As preparation for the film that became a book, Quinn had researched three themes: climate change, migration and Irish mythology. He was struck by the fact that the Naval Service’s patrols in the Mediterranean were rescuing many migrants fleeing from sub-Saharan Africa, via Libya. One of the experts he interviewed was Dr Martin Claessens, of the Max Planck Institute for Meteorology, in Hamburg, who studies the rapid desertification of the Sahara.
From his computer-simulated study I realised that climate change, rather than war, is the main driver of migration."
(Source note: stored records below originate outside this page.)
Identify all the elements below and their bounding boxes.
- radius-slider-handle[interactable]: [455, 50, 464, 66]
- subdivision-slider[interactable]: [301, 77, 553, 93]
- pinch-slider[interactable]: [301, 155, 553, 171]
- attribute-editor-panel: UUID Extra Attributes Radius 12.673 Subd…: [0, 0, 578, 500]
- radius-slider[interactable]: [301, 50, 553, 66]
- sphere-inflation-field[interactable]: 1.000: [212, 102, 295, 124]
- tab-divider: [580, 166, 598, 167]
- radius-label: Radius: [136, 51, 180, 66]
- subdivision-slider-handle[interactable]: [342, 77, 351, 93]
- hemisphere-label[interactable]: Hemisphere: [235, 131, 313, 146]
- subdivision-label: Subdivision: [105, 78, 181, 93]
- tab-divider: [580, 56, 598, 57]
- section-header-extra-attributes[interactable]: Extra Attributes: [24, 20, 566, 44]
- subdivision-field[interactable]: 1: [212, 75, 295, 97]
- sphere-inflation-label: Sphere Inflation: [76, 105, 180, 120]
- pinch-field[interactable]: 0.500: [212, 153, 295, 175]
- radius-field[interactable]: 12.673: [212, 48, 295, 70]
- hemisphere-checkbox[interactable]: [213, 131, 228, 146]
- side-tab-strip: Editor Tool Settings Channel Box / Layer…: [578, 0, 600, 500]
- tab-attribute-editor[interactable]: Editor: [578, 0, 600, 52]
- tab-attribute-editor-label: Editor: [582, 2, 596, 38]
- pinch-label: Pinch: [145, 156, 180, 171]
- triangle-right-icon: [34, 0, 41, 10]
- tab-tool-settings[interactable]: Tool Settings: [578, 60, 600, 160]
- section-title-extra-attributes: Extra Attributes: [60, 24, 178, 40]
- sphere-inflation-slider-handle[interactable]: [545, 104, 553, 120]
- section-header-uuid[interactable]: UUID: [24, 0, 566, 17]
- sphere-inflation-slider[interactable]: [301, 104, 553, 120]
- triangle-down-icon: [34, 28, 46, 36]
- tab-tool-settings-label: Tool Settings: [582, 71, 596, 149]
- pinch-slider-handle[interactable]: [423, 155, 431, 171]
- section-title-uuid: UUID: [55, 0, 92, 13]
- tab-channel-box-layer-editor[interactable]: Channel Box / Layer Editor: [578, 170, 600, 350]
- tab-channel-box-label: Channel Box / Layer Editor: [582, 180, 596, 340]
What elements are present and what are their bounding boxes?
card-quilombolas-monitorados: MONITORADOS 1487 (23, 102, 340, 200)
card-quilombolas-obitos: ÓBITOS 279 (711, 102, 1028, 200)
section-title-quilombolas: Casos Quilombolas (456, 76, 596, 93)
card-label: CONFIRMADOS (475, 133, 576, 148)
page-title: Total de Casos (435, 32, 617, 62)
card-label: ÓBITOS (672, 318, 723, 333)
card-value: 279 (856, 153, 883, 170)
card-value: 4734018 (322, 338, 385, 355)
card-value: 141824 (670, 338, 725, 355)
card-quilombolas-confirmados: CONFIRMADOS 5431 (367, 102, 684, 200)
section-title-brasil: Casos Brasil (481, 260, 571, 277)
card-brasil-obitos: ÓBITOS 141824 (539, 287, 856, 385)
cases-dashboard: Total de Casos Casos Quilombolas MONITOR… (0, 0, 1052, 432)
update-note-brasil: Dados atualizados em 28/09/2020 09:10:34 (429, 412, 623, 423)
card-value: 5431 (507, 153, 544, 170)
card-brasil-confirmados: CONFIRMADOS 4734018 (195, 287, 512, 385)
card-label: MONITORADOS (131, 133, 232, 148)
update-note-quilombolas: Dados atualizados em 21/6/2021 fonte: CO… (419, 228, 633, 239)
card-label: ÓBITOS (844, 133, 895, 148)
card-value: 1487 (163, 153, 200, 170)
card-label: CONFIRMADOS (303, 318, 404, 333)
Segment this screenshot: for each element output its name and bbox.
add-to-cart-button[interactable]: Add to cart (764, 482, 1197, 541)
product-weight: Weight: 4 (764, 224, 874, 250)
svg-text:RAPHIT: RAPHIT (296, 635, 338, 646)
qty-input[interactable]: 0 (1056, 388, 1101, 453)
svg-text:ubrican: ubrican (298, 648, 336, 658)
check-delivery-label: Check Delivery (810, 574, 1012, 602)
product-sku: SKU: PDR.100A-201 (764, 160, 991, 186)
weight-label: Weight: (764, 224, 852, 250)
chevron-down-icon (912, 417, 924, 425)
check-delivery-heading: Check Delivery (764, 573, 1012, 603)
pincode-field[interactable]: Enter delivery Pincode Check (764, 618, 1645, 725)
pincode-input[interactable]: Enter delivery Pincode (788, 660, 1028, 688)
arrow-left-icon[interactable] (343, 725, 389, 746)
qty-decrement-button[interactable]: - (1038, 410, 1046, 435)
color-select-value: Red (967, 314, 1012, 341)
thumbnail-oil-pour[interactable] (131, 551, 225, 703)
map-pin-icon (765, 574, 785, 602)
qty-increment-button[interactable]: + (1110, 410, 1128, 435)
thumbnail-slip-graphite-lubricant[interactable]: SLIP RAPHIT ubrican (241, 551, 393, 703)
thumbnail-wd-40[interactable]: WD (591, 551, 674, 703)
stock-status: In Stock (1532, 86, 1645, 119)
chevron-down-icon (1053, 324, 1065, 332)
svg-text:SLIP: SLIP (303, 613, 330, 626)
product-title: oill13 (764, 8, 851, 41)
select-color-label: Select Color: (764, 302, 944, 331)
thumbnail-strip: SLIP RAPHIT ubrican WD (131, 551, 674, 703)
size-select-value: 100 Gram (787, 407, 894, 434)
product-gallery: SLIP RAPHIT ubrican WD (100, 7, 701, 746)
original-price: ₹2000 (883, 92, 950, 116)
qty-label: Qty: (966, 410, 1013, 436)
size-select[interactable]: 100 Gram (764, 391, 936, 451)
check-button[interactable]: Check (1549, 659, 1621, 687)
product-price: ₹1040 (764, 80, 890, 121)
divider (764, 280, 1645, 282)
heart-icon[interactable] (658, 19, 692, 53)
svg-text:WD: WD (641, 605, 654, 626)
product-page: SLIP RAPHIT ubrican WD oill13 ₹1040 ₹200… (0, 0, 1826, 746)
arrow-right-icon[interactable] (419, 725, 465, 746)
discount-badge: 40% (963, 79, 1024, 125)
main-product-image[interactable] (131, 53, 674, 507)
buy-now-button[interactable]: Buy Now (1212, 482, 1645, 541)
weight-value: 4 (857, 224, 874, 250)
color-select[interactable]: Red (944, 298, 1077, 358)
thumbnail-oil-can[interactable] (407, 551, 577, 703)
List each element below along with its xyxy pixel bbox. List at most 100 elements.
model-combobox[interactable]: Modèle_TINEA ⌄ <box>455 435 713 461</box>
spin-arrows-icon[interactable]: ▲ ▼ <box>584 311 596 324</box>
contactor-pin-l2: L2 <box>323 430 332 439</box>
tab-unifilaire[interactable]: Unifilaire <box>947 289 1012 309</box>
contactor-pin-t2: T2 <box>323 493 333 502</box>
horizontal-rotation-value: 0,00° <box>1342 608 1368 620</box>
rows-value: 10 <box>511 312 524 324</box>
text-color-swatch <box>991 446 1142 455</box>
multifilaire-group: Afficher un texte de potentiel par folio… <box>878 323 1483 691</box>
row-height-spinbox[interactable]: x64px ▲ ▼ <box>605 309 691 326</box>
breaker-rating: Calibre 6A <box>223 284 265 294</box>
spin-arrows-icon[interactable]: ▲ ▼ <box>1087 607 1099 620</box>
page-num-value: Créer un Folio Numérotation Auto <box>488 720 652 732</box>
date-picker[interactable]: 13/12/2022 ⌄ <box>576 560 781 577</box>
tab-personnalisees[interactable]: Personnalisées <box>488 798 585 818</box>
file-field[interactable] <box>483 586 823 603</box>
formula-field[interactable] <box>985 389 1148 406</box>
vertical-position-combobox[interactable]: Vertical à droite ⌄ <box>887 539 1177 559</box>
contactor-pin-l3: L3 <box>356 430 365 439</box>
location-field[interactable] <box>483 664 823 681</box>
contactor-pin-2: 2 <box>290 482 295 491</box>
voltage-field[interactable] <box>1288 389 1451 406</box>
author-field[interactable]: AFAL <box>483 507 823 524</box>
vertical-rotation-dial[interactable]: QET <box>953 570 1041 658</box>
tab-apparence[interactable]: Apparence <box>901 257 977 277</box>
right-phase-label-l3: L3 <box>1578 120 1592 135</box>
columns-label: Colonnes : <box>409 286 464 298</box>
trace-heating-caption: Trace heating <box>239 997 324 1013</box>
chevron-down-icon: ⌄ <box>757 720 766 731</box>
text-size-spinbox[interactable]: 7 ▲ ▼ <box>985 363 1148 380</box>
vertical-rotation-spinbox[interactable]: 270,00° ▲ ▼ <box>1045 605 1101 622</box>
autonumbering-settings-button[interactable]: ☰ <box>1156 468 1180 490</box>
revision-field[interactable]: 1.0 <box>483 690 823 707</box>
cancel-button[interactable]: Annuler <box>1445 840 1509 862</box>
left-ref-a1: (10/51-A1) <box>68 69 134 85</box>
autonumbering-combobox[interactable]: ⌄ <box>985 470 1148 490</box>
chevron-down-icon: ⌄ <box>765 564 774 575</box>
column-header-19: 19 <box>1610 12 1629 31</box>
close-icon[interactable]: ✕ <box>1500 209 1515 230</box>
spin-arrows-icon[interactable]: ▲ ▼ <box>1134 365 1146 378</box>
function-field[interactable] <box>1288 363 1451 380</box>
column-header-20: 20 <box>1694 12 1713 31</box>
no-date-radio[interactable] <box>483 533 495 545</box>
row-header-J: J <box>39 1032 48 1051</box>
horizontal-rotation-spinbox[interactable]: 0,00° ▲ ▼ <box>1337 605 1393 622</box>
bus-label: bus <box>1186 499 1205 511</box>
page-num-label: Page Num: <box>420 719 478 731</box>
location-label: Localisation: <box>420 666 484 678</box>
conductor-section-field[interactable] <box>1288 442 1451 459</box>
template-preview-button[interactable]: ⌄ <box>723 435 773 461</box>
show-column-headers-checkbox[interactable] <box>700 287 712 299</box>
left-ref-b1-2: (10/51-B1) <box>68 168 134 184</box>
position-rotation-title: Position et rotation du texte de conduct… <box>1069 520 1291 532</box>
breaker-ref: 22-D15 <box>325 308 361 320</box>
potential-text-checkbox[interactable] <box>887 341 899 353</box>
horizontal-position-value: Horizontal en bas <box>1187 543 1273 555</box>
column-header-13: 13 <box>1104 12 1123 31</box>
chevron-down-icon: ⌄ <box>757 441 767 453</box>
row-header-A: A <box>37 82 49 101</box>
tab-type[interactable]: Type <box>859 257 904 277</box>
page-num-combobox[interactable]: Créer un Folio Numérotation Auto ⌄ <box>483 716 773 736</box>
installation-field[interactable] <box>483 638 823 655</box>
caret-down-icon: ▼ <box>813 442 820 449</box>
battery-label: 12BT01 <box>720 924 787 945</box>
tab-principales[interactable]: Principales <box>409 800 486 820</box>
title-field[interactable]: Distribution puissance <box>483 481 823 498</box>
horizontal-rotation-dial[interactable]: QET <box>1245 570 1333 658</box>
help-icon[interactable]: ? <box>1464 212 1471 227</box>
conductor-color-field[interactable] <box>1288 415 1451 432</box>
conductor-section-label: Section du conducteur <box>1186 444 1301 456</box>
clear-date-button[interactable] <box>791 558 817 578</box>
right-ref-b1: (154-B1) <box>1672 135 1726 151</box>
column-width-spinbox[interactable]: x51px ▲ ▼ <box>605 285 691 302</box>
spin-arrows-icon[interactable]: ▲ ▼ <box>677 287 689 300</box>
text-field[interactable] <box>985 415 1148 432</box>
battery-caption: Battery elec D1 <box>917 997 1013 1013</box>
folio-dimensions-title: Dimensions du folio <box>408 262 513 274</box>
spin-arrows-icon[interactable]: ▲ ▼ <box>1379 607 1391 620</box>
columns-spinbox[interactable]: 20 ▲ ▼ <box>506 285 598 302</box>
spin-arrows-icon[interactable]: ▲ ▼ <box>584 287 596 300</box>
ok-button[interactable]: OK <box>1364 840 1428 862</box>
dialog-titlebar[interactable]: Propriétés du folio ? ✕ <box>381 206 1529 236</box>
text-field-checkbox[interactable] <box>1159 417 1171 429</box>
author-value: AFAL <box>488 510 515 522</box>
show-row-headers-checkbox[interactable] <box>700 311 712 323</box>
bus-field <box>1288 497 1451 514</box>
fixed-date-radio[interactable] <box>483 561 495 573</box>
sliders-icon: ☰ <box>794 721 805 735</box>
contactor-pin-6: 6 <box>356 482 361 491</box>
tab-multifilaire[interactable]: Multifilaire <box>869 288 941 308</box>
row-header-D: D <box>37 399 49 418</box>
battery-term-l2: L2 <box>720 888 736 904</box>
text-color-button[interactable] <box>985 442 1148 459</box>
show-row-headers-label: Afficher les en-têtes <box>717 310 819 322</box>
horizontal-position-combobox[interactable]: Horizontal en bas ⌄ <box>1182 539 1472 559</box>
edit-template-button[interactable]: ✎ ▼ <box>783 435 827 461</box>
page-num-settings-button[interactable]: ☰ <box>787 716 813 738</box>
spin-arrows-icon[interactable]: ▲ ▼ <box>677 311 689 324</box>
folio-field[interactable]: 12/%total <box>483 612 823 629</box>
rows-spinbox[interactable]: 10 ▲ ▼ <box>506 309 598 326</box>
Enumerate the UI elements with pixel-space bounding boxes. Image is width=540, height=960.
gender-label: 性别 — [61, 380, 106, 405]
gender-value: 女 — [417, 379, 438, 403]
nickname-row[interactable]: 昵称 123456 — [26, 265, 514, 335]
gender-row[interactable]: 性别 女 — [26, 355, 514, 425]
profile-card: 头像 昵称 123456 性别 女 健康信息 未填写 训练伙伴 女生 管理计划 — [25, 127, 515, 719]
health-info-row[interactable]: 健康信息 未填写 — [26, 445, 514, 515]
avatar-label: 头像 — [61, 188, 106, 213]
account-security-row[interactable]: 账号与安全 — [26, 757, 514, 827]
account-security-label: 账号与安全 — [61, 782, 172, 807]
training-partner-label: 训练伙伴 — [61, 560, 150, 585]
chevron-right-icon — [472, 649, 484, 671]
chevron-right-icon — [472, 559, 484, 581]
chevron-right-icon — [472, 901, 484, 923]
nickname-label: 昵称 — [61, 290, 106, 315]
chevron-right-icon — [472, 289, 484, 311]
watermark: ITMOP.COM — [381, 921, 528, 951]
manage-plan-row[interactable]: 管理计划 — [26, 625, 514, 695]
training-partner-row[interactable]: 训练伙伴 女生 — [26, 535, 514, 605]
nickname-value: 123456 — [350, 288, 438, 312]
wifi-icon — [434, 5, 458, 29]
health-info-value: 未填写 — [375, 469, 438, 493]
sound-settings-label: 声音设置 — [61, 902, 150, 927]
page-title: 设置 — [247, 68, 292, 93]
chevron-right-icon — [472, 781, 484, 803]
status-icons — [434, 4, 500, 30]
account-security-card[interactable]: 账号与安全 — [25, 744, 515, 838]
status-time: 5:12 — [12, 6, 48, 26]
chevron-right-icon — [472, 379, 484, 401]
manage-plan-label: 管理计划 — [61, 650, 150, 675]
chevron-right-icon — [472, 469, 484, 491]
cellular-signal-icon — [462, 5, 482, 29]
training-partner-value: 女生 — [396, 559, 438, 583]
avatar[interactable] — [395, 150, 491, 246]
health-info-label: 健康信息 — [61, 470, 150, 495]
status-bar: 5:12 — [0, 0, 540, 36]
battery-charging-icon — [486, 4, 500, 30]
Quinn approached funding bodies but received no financial support for his film. “Everything, everyone, has a season, and perhaps I do too,” he says, but he can’t help thinking that his subject matter was too real.
“I can swim, I can use a boat, and I remember saying years ago that I would have a boat in the garden, ready,” he says.
He began to take grim pleasure in the idea that Dublin’s centres of power – the International Financial Services Centre, the corporate docklands, “even the film studios they want to build on the Poolbeg peninsula”, could and would all be under water.
But even satire has its limits now.
It is all so serious. This is the first generation to experience climate change and the last generation to have any real impact," he says.
“Swift, Wilde, Vonnegut, Myles na gCopaleen, Ross O’Carroll-Kelly, Voltaire and the like are wonderful, and they still entertain us, make life tolerable, reassure us that we are not mad. But they never stopped a war or a plague. Never created penicillin or a cure for the common cold. So, unlike technology but exactly like all art, satire is not useful. In fact, like art, it is useless – but absolutely essential.
“It makes us imagine that life is sweet and can be hilarious. But it doesn’t stop politics from being venal and corrupt. It doesn’t soften sheer brass-neckery. It hasn’t stopped Trump.”